Infoscope : Avant de travailler sur la reprise de Ric Hochet, vous aviez déjà sollicité Zidrou. Pourquoi souhaitiez-vous travailler avec lui particulièrement ?

Simon Van Liemt : C’est avant tout son côté atypique. Il possède un langage bien à lui, un univers très personnel, une sensibilité particulière. Il prend des risques et n’a pas peur de transgresser les règles établies. Bien qu’il soit issu du classique, de la BD franco-belge, c’est ce qui lui a permis de gagner sa vie, Zidrou a pu s’épanouir grâce à ses one shot où son style personnel émerge. Sa singularité m’a donné envie de travailler avec lui. Je l’ai rencontré au Festival BD d’Angoulême et il m’a félicité sur mon travail et ça m’a rassuré sur la possibilité qu’on puisse collaborer sur un futur projet dans de bonnes conditions.

 

Infoscope : Que représente pour vous Ric Hochet ?

SVL : C’est un personnage qui fait partie du patrimoine de la BD franco-belge. Il existe 78 tomes réalisés par les mêmes auteurs ! C’est assez incroyable. Mais c’est une série qui s’est un peu perdue au fil du temps.
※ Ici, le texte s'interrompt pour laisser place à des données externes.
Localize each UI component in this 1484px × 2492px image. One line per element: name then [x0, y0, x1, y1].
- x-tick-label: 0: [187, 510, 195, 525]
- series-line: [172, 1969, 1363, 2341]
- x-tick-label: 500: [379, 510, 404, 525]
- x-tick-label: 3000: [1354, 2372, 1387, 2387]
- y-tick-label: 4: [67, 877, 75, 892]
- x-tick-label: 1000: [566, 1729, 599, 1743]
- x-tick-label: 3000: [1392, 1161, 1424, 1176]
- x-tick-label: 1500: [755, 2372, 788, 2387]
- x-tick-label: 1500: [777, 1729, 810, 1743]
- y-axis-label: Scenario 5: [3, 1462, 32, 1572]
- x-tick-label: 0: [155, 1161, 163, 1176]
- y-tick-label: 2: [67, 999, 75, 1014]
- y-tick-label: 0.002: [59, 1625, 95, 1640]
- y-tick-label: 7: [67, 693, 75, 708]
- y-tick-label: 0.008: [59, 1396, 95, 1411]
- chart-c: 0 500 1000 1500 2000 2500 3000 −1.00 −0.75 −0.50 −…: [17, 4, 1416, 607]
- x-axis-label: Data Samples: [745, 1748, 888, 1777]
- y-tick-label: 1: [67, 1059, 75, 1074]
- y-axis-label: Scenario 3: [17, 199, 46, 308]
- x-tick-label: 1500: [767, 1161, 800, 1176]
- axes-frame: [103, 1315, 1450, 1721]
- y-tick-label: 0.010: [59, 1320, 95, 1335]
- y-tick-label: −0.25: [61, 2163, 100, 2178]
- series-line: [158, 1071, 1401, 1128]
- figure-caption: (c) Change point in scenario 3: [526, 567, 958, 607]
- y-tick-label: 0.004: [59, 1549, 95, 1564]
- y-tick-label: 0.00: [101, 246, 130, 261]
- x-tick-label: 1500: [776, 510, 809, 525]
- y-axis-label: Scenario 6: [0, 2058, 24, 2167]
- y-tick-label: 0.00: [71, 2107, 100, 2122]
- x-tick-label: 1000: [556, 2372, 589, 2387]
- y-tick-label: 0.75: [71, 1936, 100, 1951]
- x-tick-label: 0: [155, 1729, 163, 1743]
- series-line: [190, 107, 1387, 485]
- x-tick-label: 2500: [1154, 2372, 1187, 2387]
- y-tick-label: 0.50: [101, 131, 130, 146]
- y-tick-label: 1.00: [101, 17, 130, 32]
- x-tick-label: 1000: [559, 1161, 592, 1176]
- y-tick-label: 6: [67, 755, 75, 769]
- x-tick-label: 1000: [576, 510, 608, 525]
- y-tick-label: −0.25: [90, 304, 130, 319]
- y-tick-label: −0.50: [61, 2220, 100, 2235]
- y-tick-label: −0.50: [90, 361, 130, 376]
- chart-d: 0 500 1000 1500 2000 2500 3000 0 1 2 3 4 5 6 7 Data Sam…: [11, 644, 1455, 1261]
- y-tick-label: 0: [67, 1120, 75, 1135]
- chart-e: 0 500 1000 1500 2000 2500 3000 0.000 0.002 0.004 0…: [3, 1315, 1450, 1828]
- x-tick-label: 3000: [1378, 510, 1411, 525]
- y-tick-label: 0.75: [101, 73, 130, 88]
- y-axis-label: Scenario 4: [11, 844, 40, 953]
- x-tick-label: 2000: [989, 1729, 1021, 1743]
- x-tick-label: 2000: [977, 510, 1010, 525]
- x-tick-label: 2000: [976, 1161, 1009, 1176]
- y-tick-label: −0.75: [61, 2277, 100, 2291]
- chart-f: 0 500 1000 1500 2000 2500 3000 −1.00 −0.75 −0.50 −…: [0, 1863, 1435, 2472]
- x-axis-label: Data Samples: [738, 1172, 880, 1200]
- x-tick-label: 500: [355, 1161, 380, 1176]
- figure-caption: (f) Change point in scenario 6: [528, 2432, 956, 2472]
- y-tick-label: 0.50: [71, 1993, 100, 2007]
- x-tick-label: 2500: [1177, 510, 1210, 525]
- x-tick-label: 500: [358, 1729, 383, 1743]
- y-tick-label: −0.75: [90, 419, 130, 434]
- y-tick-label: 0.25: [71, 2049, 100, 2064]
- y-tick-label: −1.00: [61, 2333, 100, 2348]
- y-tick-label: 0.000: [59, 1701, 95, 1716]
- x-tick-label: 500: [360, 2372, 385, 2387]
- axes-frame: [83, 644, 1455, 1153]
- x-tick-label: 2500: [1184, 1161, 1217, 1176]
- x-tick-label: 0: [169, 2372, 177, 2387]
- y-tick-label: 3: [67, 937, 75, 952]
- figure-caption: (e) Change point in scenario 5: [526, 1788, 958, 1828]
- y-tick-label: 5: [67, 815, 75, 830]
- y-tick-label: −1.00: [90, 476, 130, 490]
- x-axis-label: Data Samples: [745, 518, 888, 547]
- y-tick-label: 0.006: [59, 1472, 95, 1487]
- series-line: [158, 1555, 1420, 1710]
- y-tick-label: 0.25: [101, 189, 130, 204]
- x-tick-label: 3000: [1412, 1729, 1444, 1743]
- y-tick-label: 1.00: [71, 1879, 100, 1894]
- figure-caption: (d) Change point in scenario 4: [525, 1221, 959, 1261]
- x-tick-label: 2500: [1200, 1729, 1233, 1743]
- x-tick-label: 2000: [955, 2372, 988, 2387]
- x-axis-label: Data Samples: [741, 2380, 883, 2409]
Il est vrai que je n’avais jamais lu Ric Hochet avant de travailler sur la reprise de la série. Mais, plus je le découvre, plus je suis attaché à ce personnage. Il a beaucoup d’humour mais il est aussi très droit et immaculé. Je comprends aussi toute la cohérence et toute la richesse de de son univers. D’ailleurs les personnages secondaires, très loufoques, représentent bien l’esprit de la BD franco-belge. Le tour de force de Zidrou a été de réussir à transcender, à enrichir encore plus ces caractères et à leur donner une place prépondérante. Maintenant le challenge est de porter Ric Hochet encore plus loin et rendre honneur à ses créateurs, Tibet et Duchâteau.

 

Infoscope : Pensez-vous que ne pas avoir lu Ric Hochet dans votre jeunesse est un avantage ?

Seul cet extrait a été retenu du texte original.